Dazu gehört auch, dass jede Nutzung einer lernenden künstlichen Intelligenz deren Wissensstand, wenn auch im Einzelfall nur minimal, verändert. Damit ist auch ein Bewusstsein um die Bedeutung des eigenen Beitrags zur Entwicklung einer KI ein wichtiges Bildungsziel. Es gilt, sich der eigenen gesellschaftlichen Verantwortung bei der Nutzung einer KI bewusst zu sein.

Pädagogische Expertise steht über allem

Im konkreten Fall sind die Begrenzungen von Chat-GPT, auch durch die derzeitige Einschränkung der KI auf eine statische Datenbasis aus dem Jahr 2021, in die Frage nach der pädagogischen Relevanz miteinzubeziehen. Daher muss auch eine mögliche Nutzung als Unterrichtstool, wie sie derzeit in zahlreichen Bildungsblogs angeraten wird, dringend kritisch hinterfragt werden. Die Möglichkeiten im Bereich individuelle Förderung, Korrektur oder auch Unterrichtsvorbereitung erscheinen immens, müssen aber immer durch menschliche pädagogische Expertise flankiert werden.

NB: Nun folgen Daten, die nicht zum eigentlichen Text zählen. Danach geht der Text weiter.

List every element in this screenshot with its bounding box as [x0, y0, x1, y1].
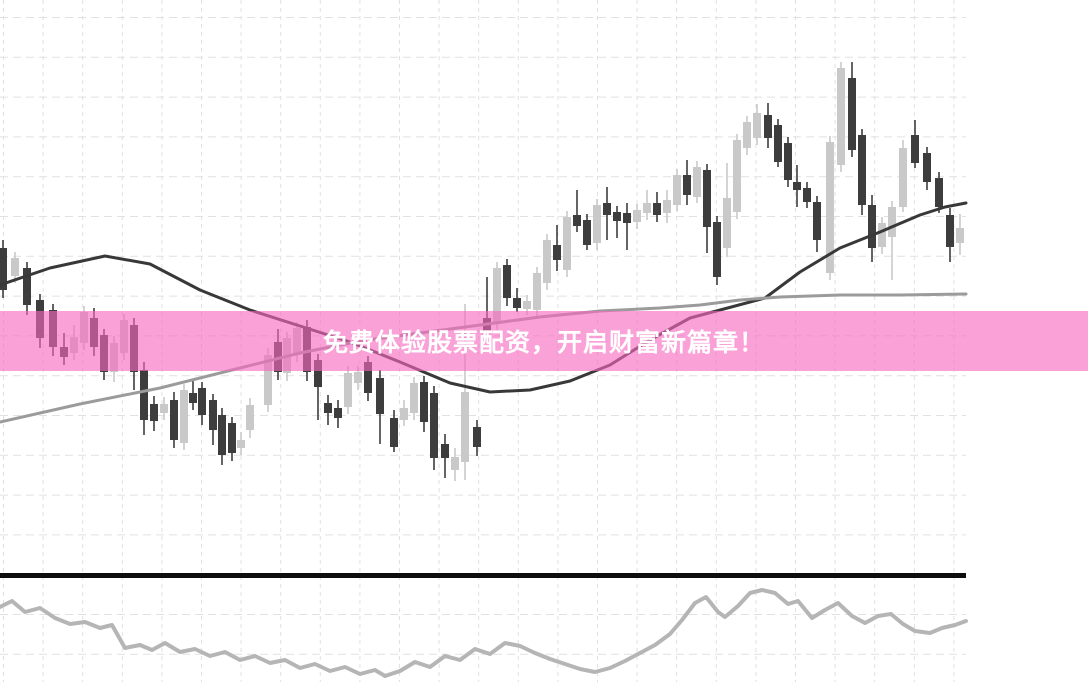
candle-body	[354, 372, 362, 383]
candle-body	[553, 245, 561, 260]
candle-body	[956, 228, 964, 243]
candle-body	[935, 178, 943, 207]
candle-body	[793, 182, 801, 190]
candle-body	[503, 265, 511, 298]
candle-body	[693, 167, 701, 197]
candle-body	[390, 418, 398, 447]
candle-body	[180, 390, 188, 443]
candle-body	[623, 213, 631, 223]
candle-body	[473, 427, 481, 447]
candle-body	[573, 215, 581, 226]
candle-body	[400, 408, 408, 420]
ma-dark-line	[0, 201, 968, 394]
candle-body	[324, 403, 332, 413]
candle-body	[410, 383, 418, 413]
candle-body	[218, 415, 226, 455]
candle-body	[523, 301, 531, 309]
candle-body	[868, 205, 876, 248]
candle-body	[733, 140, 741, 212]
candle-body	[899, 148, 907, 207]
candle-body	[633, 210, 641, 222]
candle-body	[441, 444, 449, 458]
candle-body	[513, 298, 521, 308]
candle-body	[673, 175, 681, 205]
candlestick-series	[0, 62, 964, 481]
candle-body	[170, 400, 178, 440]
candle-body	[451, 457, 459, 470]
candle-body	[198, 388, 206, 415]
candle-body	[784, 143, 792, 180]
candle-body	[923, 153, 931, 182]
candle-body	[140, 370, 148, 420]
candle-body	[643, 203, 651, 213]
candle-body	[753, 113, 761, 138]
candle-body	[461, 392, 469, 462]
candle-body	[150, 404, 158, 421]
candle-body	[713, 222, 721, 277]
candle-body	[11, 258, 19, 276]
candle-body	[563, 217, 571, 270]
candle-body	[683, 175, 691, 195]
candle-body	[314, 360, 322, 387]
candle-body	[237, 440, 245, 448]
candle-body	[344, 373, 352, 407]
candle-body	[764, 115, 772, 138]
candle-body	[228, 423, 236, 453]
candle-body	[703, 170, 711, 227]
candle-body	[663, 200, 671, 213]
candle-body	[334, 408, 342, 418]
candle-body	[946, 215, 954, 247]
candle-body	[583, 220, 591, 245]
candle-body	[837, 68, 845, 165]
candle-body	[493, 268, 501, 323]
promo-banner: 免费体验股票配资，开启财富新篇章！	[0, 311, 1088, 371]
candle-body	[209, 400, 217, 430]
candle-body	[774, 125, 782, 162]
candle-body	[613, 212, 621, 221]
indicator-line	[0, 588, 968, 678]
candle-body	[533, 273, 541, 310]
candle-body	[888, 207, 896, 237]
candle-body	[858, 135, 866, 205]
candle-body	[813, 202, 821, 240]
candle-body	[603, 203, 611, 215]
candle-body	[911, 135, 919, 163]
candle-body	[430, 393, 438, 458]
candle-body	[0, 248, 7, 290]
candle-body	[543, 240, 551, 283]
candle-body	[246, 405, 254, 430]
candle-body	[723, 198, 731, 248]
candle-body	[264, 355, 272, 405]
candle-body	[878, 223, 886, 247]
candle-body	[593, 205, 601, 243]
promo-banner-text: 免费体验股票配资，开启财富新篇章！	[322, 329, 765, 357]
candle-body	[189, 393, 197, 403]
grid-lines	[0, 0, 966, 682]
candle-body	[420, 382, 428, 422]
panel-separator	[0, 573, 966, 578]
candle-body	[160, 404, 168, 413]
candle-body	[803, 188, 811, 202]
candle-body	[376, 378, 384, 414]
candle-body	[23, 268, 31, 305]
candle-body	[653, 203, 661, 215]
candle-body	[826, 142, 834, 273]
candle-body	[364, 362, 372, 393]
candle-body	[848, 78, 856, 150]
candle-body	[743, 122, 751, 148]
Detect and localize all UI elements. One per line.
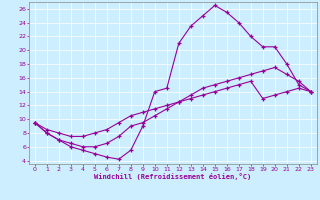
X-axis label: Windchill (Refroidissement éolien,°C): Windchill (Refroidissement éolien,°C) <box>94 173 252 180</box>
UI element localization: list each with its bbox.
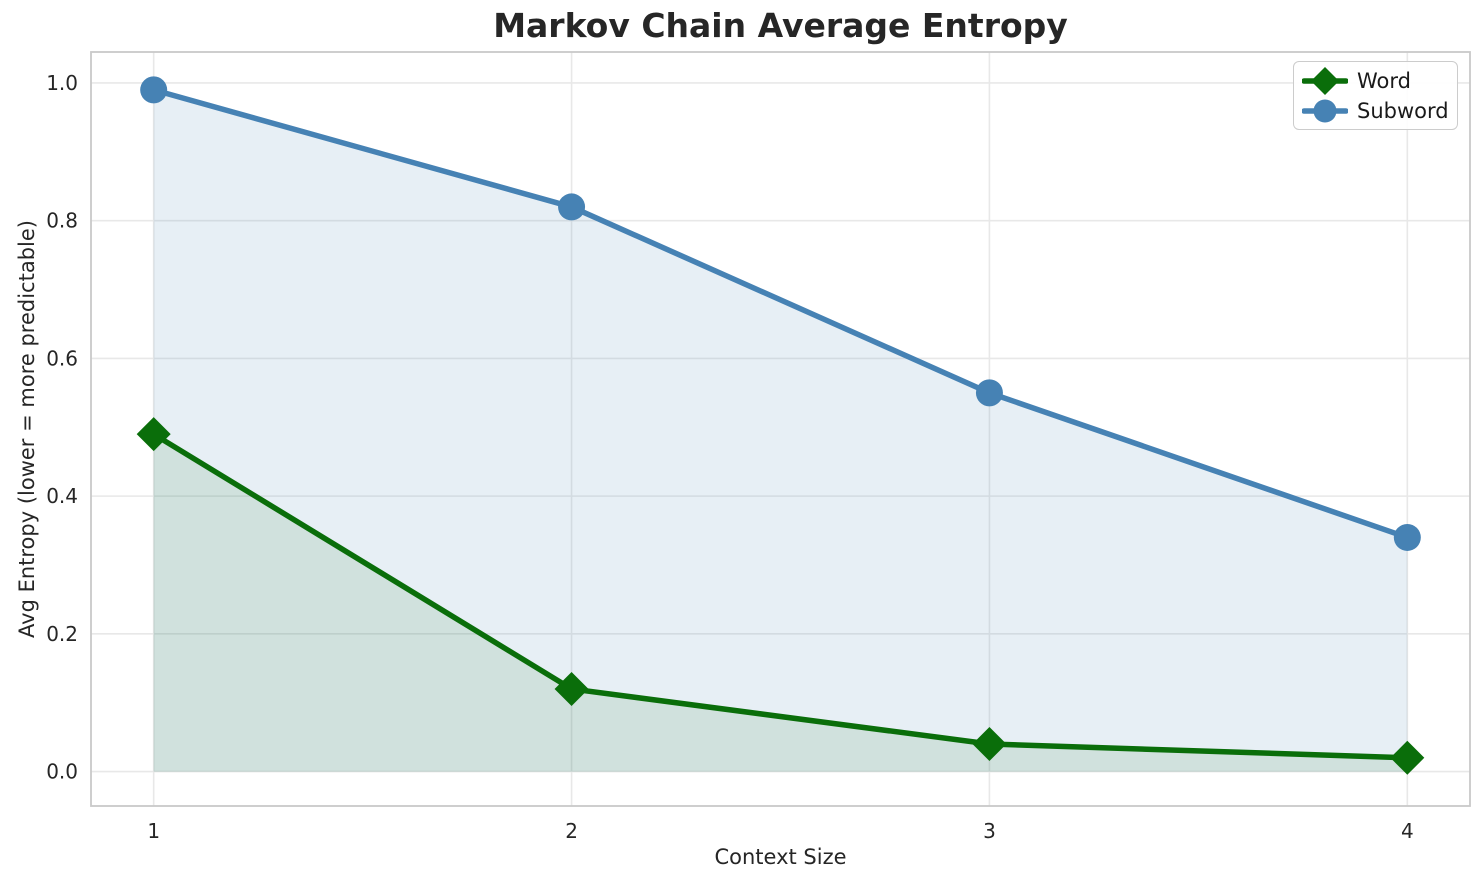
subword-series-line	[150, 87, 1411, 541]
subword-data-point-marker	[975, 379, 1003, 407]
word-data-point-marker	[972, 727, 1007, 762]
word-area-fill	[153, 434, 1408, 772]
legend-label: Subword	[1357, 99, 1449, 123]
y-axis-label: Avg Entropy (lower = more predictable)	[15, 220, 39, 638]
subword-legend-marker-icon	[1302, 99, 1348, 123]
legend-item-word: Word	[1302, 66, 1449, 96]
y-tick-label: 1.0	[46, 71, 78, 95]
word-data-point-marker	[554, 671, 589, 706]
y-tick-label: 0.6	[46, 346, 78, 370]
legend-item-subword: Subword	[1302, 96, 1449, 126]
x-tick-label: 1	[147, 819, 160, 843]
x-tick-label: 2	[565, 819, 578, 843]
word-legend-marker-icon	[1302, 67, 1348, 95]
legend-label: Word	[1357, 69, 1411, 93]
gridlines	[91, 52, 1470, 806]
tick-labels: 0.0 0.2 0.4 0.6 0.8 1.0 1 2 3 4	[46, 71, 1413, 843]
subword-data-point-marker	[558, 193, 586, 221]
y-tick-label: 0.8	[46, 209, 78, 233]
word-data-point-marker	[136, 417, 171, 452]
subword-data-point-marker	[140, 76, 168, 104]
axes-spines	[90, 51, 1471, 807]
x-tick-label: 4	[1401, 819, 1414, 843]
word-markers	[136, 417, 1425, 775]
legend: Word Subword	[1293, 61, 1458, 130]
subword-data-point-marker	[1393, 523, 1421, 551]
x-tick-label: 3	[983, 819, 996, 843]
word-data-point-marker	[1390, 740, 1425, 775]
chart-title: Markov Chain Average Entropy	[493, 6, 1068, 45]
subword-area-fill	[153, 89, 1408, 772]
y-tick-label: 0.4	[46, 484, 78, 508]
subword-markers	[140, 76, 1421, 551]
y-tick-label: 0.0	[46, 760, 78, 784]
word-series-line	[150, 431, 1411, 761]
y-tick-label: 0.2	[46, 622, 78, 646]
x-axis-label: Context Size	[714, 845, 847, 869]
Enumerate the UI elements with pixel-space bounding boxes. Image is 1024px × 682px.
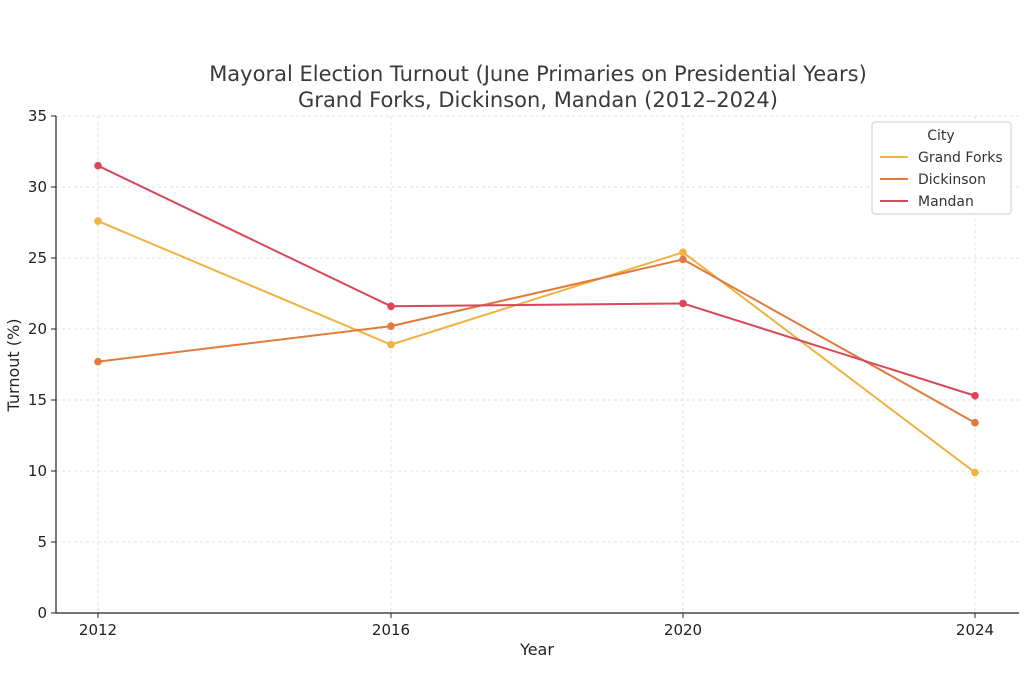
legend-box [871, 121, 1012, 215]
y-tick-label: 30 [28, 178, 47, 196]
legend-label-grand-forks: Grand Forks [918, 150, 1003, 166]
x-tick-label: 2012 [79, 621, 117, 639]
legend-label-mandan: Mandan [918, 194, 974, 210]
data-point-mandan [971, 391, 979, 400]
chart-title-line2: Grand Forks, Dickinson, Mandan (2012–202… [298, 88, 778, 112]
legend-label-dickinson: Dickinson [918, 172, 986, 188]
axes [51, 115, 1019, 618]
data-point-grand-forks [94, 217, 102, 225]
data-point-dickinson [971, 418, 979, 427]
legend-items: Grand Forks Dickinson Mandan [880, 150, 1003, 210]
series-line-dickinson [97, 258, 976, 424]
data-point-mandan [94, 161, 102, 170]
data-point-mandan [679, 299, 687, 308]
y-tick-label: 5 [37, 533, 47, 551]
tick-labels: 0 5 10 15 20 25 30 35 2012 2016 2020 2024 [28, 107, 994, 639]
data-point-grand-forks [387, 340, 395, 349]
y-tick-label: 10 [28, 462, 47, 480]
data-point-grand-forks [679, 248, 687, 257]
data-point-dickinson [387, 322, 395, 330]
series [94, 161, 979, 477]
x-tick-label: 2024 [956, 621, 994, 639]
x-tick-label: 2016 [372, 621, 410, 639]
grid [56, 115, 1019, 613]
y-tick-label: 25 [28, 249, 47, 267]
series-line-mandan [97, 164, 976, 397]
legend: City Grand Forks Dickinson Mandan [871, 121, 1012, 215]
y-tick-label: 35 [28, 107, 47, 125]
data-point-mandan [387, 302, 395, 311]
y-tick-label: 15 [28, 391, 47, 409]
legend-title: City [927, 128, 954, 144]
data-point-dickinson [94, 357, 102, 366]
data-point-grand-forks [971, 468, 979, 477]
y-tick-label: 0 [37, 604, 47, 622]
series-line-grand-forks [97, 220, 976, 474]
data-point-dickinson [679, 255, 687, 264]
chart-title-line1: Mayoral Election Turnout (June Primaries… [209, 62, 867, 86]
x-tick-label: 2020 [664, 621, 702, 639]
y-axis-label: Turnout (%) [4, 319, 23, 413]
x-axis-label: Year [519, 640, 554, 659]
y-tick-label: 20 [28, 320, 47, 338]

Die Aufgaben, die künstliche Intelligenzen wie Chat-GPT an die Pädagogik stellen, sind also komplex. Es braucht daher gut durchdachte und breit aufgesetzte Fortbildungsmöglichkeiten, die über die didaktische Bedeutung hinaus beispielsweise auch den gesellschaftspolitischen Aspekt der Nutzung von KIs beleuchten.

Auf den Menschen kommt es an

Eine nun teils auch geforderte politische Regulierung in Bezug auf KIs zielt aber in die falsche Richtung. Wie beim Einsatz jeglicher Unterrichtsmethoden besitzen Lehrkräfte die pädagogische Professionalität, für ihre spezifische Lerngruppe zu entscheiden, in welchem Zusammenhang eine künstliche Intelligenz auf welche Weise gewinnbringend einzusetzen ist und wo gegebenenfalls andere Methoden besser geeignet sind. Entscheidend für Lernerfolge mit dem Ziel einer ganzheitlichen Bildung ist und bleibt der Mensch.
 

Medienberichte

Die Aussagen von BLLV-Präsidentin Simone Fleischmann im Artikel der Bayerischen Staatszeitung:

Frage: Soll man die Nutzung an Bildungseinrichtungen verbieten?
-> Nein, sagt auch Simone Fleischmann, Präsidentin des Bayerischen Lehrer- und Lehrerinnenverbandes (BLLV). „Sonst werden wir von der Entwicklung überrollt.“ Statt eines Verbots fordert sie die Abkehr vom bloßen Abfragen von Inhalten, die nach der Prüfung eh gleich wieder vergessen worden sind. Die KI soll Teil des Unterrichts werden. Und die Kinder sollen künftig verstärkt recherchieren und Ergebnisse auf ihre Plausibilität hin prüfen. Um die Lehrkräfte auf die KI-Welle darauf vorzubereiten, braucht es aber bald Fortbildungen. Auch die Lehramtsausbildung an den Universitäten muss angepasst werden. Die Politik ist gefordert.

Hintergrund: Was ist Chat-GPT?

  • Chat-GPT ist eine Anwendung, die auf menschliche Texteingaben mit einer möglichst sinnvollen Textausgabe reagiert. Sie beantwortet beispielsweise Fragen oder erstellt Texte gemäß Anweisung. Die Qualität der ausgegebenen Texte ist deutlich höher als bei bisherigen KIs und korreliert mit Qualität, Präzision und Konstruktivität der Eingaben des Nutzers.
     
  • Chat-GPT ist über Web-Browser erreichbar unter der Adresse https://chat.openai.com . Für die Nutzung ist die Erstellung eines Accounts unter Angabe einer E-Mail-Adresse erforderlich.
     
  • „GPT“ steht für „Generative Pre-trained Transformer“, was sich in Verbindung mit der Chat-Funktion grob übersetzen lässt mit „Vorgebildete, lernfähige Dialog- und Autorenanwendung“. Für seine Antworten greift die Anwendung auf einen Pool aus Daten aus dem Jahr 2021 zurück. Sie verfeinert das gespeicherte Wissen aber auch aus Nutzereingaben, die auf Plausibilität geprüft werden.
     
  • Die KI ist darauf programmiert, hilfreich, höflich und konstruktiv zu agieren. In ihr sind einige grundlegende ethische Normen implementiert, wie etwa dass durch seine Antworten Menschen nicht zu Schaden kommen.
     
  • Hinter Chat-GPT steht der Software-Entwickler Sam Altman, dessen Firma OpenAI im Silicon Valley in San Francisco ansässig ist.